Senja memutuskan untuk menerima permintaan Ibu, lebih tepatnya permintaan almarhumah Nenek, untuk kembali menetap di kota yang seharusnya sudah menjadi puing-puing kenangan. Namun, ia menyaratkan agar diizinkan untuk melanjutkan pendidikannya ke sekolah musik. Ia ingin berhenti menjalani status sebagai siswi di sekolah formal: siswi yang tidak memiliki satu pun teman, apalagi yang spesial, siswi yang tidak populer di kalangan guru baik itu karena kepintaran ataupun kepandaian dalam bersikap. Satu-satunya guru yang dekat dengannya dan paling memahaminya ialah Bu Faras. Ia jenuh dengan segala rutinitas kehidupan seorang siswi. Ia merasa tidak cocok dan tidak nyaman berada di lingkungan yang monoton. Pergi pagi-pulang sore, bertemu dengan banyak ‘monster’, menghadapi makhluk asing yang tak sejalan dengannya. Itu berulang setiap hari. Kecuali, hari Minggu. Sebab, pengecualian itulah ia menyukai hari Minggu.
Dulu, waktu masih di Jakarta, sudah seminggu Ibu membujuk Senja untuk menyetujui perpindahan ke Samarinda (lagi). Namun, putrinya yang keras hati itu tetap tidak berubah pikiran.

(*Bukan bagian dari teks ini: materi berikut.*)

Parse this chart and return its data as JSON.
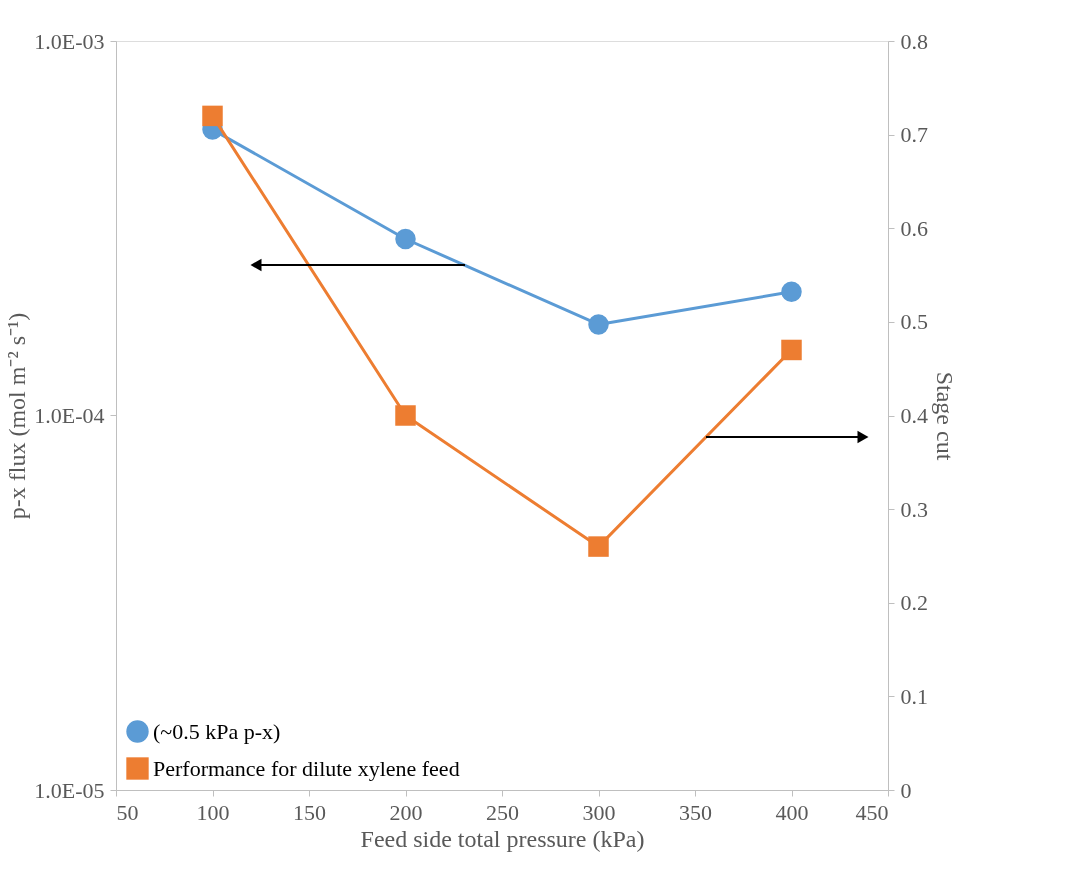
{
  "chart_data": {
    "type": "line",
    "xlabel": "Feed side total pressure (kPa)",
    "ylabel": "p-x flux (mol m⁻² s⁻¹)",
    "y2label": "Stage cut",
    "x": [
      100,
      200,
      300,
      400
    ],
    "series": [
      {
        "name": "(~0.5 kPa p-x)",
        "color": "#5b9bd5",
        "values": [
          0.00058,
          0.000296,
          0.000175,
          0.000214
        ],
        "marker": "circle"
      },
      {
        "name": "Performance for dilute xylene feed",
        "color": "#ed7d31",
        "values": [
          0.72,
          0.4,
          0.26,
          0.47
        ],
        "axis": "y2",
        "marker": "square"
      }
    ],
    "xlim": [
      50,
      450
    ],
    "xticks": [
      50,
      100,
      150,
      200,
      250,
      300,
      350,
      400,
      450
    ],
    "ylim": [
      1e-05,
      0.001
    ],
    "yticks": [
      {
        "value": 1e-05,
        "label": "1.0E-05"
      },
      {
        "value": 0.0001,
        "label": "1.0E-04"
      },
      {
        "value": 0.001,
        "label": "1.0E-03"
      }
    ],
    "log": "y",
    "y2lim": [
      0,
      0.8
    ],
    "y2ticks": [
      0,
      0.1,
      0.2,
      0.3,
      0.4,
      0.5,
      0.6,
      0.7,
      0.8
    ],
    "grid": false,
    "legend": "bottom left"
  }
}
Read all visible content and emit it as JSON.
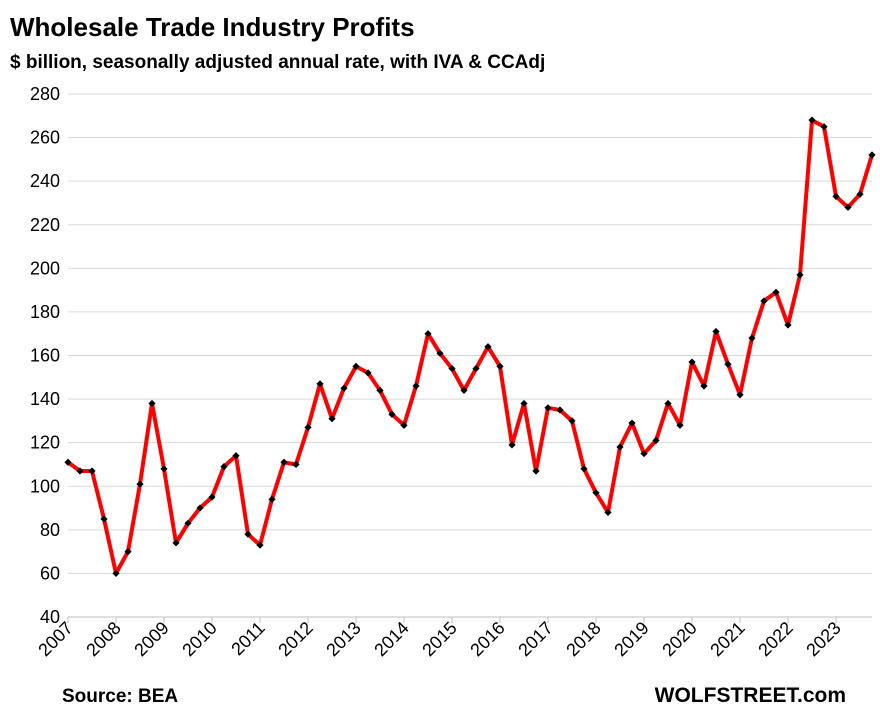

“Meskipun di sekolah aku tidak memiliki teman, tapi aku bahagia di sini,” kalimat itu yang selalu terdengar dari mulutnya sebagai sebuah jawaban.
“Sayang, Ibu tahu kamu masih belum bisa menerima peristiwa yang memilukan itu sebagai masa lalu. Andai saja perasaan sedih dan kecewa Ibu bisa dikalkulasikan, pasti layar kalkulator tak cukup menampilkan hasilnya. Tapi, kamu datang dan hadir dalam kehidupan Ibu sebagai angka 0 yang tak pernah memberikan 1 pun nilai kekecewaan, yang kemudian jadi pengali sehingga hilanglah semua kesedihan dan kekecewaan itu,” Ibu memeluk dan membelai rambut ikal putrinya yang tergerai dan dihiasi bandana biru, “Lagipula, Ibu khawatir, jika terus-menerus menetap di Jakarta ini. Takut nanti jika kamu putus sekolah karena biaya. Ibu hanya seorang karyawan swasta di sebuah pabrik sabun. Kerabat juga tidak punya di sini. Kalau kembali ke kampung, Ibu bisa melanjutkan dan mengembangkan warung soto milik Nenek, seperti pesan almarhumah,’
Senja menekur. Ia sadar, betapa egois dirinya. Ia hanya memikirkan dirinya yang tidak ingin lagi menjadi bahan ejekan teman-teman sekolah karena kehadiran ‘ibu tiri’ dalam hidupnya. Seperti di masa taman kanak-kanak dulu. Semua akibat perselingkuhan ayahnya dengan perempuan lain.
Senin, 24 Mei 2010
Suasana hati: Penuh keraguan
Hari ini adalah hari pertamaku menjalani status ‘siswi pindahan’. Entah apa lanjutan ceritaku dan bagaimana endingnya hari ini. Semoga baik-baik saja.
Senja memasukkan buku biru kesayangannya ke dalam ransel. Jantungnya semakin berdegup kencang.
“Ayolah Senja. Rileks. Everything’s gonna be okay,” gumamnya ketika menyalakan skuter.
Jantungnya mulai normal, setelah 500 m melaju. Angin pagi yang membelainya lembut berhasil menghilangkan trauma masa lalunya walau sesaat.
Ia menghentikan skuternya di depan gerbang sekolah.
“Titit.. Titit...” sebuah mobil honda jazz merah mengklaksonnya. Kaca mobil dibuka.